An Algorithm Helps Detect Blood Flow Patterns Correlated With a Heart Attack Precursor

Image of a heart

Coronary microvascular disease (CMD) is a complication of diabetes and metabolic syndrome, and studies suggest the disease may be a precursor to a heart attack — a common cause of death among people with either condition.

Because of CMD’s potential to provide an early warning that a person has or is developing heart disease, Nationwide Children’s Hospital researchers are working to develop a non-invasive method to identify CMD earlier. Currently, the disease is diagnosed invasively or through a process of elimination.

Aaron J. Trask, PhD, a principal investigator in the Center for Cardiovascular Research at the Abigail Wexner Research Institute, and his lab team are focusing on transthoracic Doppler echocardiography (TTDE) to assess changes in blood flow patterns as a means to detect CMD. Their research suggests flow patterns correlate with coronary microvascular data.

To improve TTDE image analysis, Trask’s lab developed an algorithm with off-the-shelf software.  Applied to images of healthy mouse models and mouse models of type 2 diabetes, the algorithm significantly reduced inconsistencies by and among users and reduced analysis time 30-fold.
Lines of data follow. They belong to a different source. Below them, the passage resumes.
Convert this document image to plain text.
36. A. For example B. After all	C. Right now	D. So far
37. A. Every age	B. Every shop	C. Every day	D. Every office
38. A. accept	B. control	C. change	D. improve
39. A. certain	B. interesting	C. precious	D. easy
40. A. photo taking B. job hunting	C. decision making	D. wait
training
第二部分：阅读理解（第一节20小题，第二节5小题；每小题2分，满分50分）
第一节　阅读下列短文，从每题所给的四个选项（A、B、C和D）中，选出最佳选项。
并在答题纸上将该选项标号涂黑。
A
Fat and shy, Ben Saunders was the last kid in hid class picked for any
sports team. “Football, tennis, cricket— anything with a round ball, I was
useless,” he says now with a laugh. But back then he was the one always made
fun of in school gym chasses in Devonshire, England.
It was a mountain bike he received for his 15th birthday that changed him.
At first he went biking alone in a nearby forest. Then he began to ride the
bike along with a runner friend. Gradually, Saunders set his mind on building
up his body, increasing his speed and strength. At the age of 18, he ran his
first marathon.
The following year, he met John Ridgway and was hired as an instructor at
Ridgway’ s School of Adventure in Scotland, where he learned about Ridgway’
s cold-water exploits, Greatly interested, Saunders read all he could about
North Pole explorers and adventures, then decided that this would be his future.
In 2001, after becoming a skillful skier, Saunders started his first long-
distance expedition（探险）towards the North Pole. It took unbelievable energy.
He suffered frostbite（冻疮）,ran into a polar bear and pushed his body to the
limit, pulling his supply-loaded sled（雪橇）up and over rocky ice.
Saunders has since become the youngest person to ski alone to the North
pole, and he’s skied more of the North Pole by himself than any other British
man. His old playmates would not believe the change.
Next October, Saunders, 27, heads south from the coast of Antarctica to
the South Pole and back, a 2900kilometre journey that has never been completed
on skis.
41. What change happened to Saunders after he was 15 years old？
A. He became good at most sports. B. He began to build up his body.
The research, published in Scientific Reports, is the first step toward determining if coronary flow patterns may be useful in diagnosing CMD, says Dr. Trask, who is also an assistant professor of Pediatrics at The Ohio State University College of Medicine.
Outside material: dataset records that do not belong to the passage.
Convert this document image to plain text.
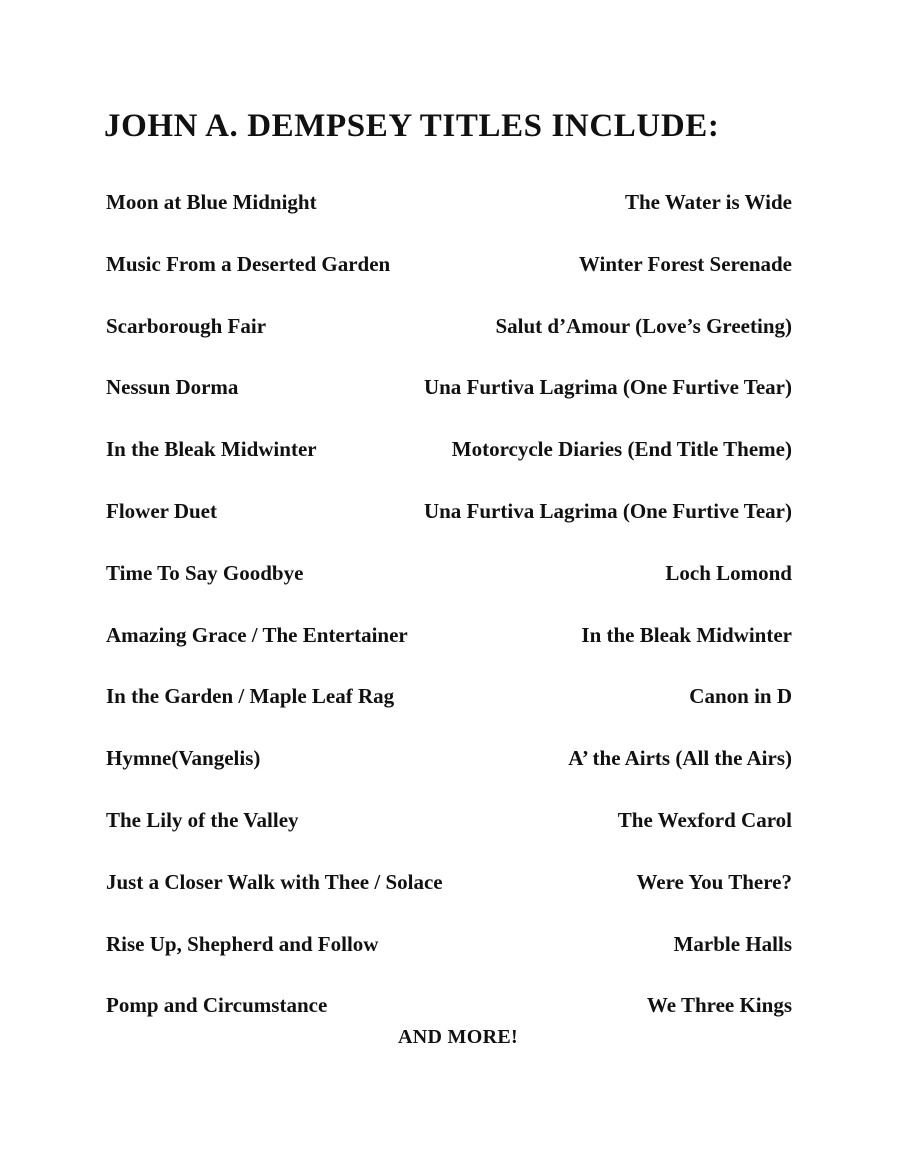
JOHN A. DEMPSEY TITLES INCLUDE:
Moon at Blue Midnight	The Water is Wide
Music From a Deserted Garden	Winter Forest Serenade
Scarborough Fair	Salut d’Amour (Love’s Greeting)
Nessun Dorma	Una Furtiva Lagrima (One Furtive Tear)
In the Bleak Midwinter	Motorcycle Diaries (End Title Theme)
Flower Duet	Una Furtiva Lagrima (One Furtive Tear)
Time To Say Goodbye	Loch Lomond
Amazing Grace / The Entertainer	In the Bleak Midwinter
In the Garden / Maple Leaf Rag	Canon in D
Hymne(Vangelis)	A’ the Airts (All the Airs)
The Lily of the Valley	The Wexford Carol
Just a Closer Walk with Thee / Solace	Were You There?
Rise Up, Shepherd and Follow	Marble Halls
Pomp and Circumstance	We Three Kings
AND MORE!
“Coronary microvascular disease is a subtle disease. If we develop a reliable computer program, a physician can utilize it to assess a patient’s coronary flow pattern and other measurements obtained during an echocardiogram to diagnose CMD with some degree of accuracy,” Dr. Trask says. “A patient could begin treatments to prevent worsening of heart disease before the disease progresses towards the heart attack stage.”

The research started when, while using TTDE, Dr. Trask’s lab noticed coronary flow patterns differ between healthy mice and mouse models of diabetes. Ian Sunyecz, then an undergraduate researcher, found some patterns correlate with changes in the coronary microvasculature.
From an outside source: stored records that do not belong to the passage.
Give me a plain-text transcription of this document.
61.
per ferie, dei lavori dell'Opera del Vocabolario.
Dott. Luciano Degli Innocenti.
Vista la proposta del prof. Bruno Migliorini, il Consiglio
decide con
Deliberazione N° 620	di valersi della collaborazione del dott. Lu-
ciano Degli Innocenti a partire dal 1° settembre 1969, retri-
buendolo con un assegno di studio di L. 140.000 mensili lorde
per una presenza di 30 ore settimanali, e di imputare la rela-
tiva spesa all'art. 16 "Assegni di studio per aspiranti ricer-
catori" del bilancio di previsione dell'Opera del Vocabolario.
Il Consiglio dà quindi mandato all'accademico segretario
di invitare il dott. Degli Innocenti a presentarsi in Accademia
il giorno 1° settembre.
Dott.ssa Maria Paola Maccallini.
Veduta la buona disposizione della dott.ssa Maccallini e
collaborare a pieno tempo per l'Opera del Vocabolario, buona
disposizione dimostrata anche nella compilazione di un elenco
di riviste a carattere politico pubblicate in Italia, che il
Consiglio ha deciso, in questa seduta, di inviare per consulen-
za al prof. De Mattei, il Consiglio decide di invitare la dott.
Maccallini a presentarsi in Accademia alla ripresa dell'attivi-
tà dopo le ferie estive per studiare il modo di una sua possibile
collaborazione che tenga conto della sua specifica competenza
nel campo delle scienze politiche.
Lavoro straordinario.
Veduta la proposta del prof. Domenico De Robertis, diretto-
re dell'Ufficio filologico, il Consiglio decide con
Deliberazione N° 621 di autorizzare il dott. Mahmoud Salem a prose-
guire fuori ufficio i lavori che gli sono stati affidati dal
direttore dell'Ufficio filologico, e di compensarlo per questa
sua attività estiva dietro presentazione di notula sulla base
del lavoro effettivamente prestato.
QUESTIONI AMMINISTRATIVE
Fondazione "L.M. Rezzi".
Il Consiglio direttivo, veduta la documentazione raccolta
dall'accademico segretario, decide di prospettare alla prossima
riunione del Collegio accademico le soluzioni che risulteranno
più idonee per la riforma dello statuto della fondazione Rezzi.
To dig deeper, Sunyecz led development of an algorithm using MATLAB software. Research Assistant Kishan Patel applied machine learning to increase the algorithm’s power to predict whether CMD is present.

The lab is now collaborating with Christopher Bartlett, PhD, and William Ray, PhD, principal investigators in the Battelle Center for Mathematical Medicine, on a broader study of machine learning in predicting CMD from coronary flow patterns. The labs are also investigating cardiac function and other non-invasive parameters that, in combination with flow patterns, may increase the ability to predict and diagnose CMD.

Dr. Trask says the technology could potentially be applied to other diseases or procedures that alter coronary flow.

Reference:

Sunyecz IL, McCallinhart PE, Patel KU, McDermott MR, Trask AJ. Defining coronary flow patterns: comprehensive automation of transthoracic Doppler coronary blood flow. Scientific Reports. 2018 Nov 22; 8(1): 17268.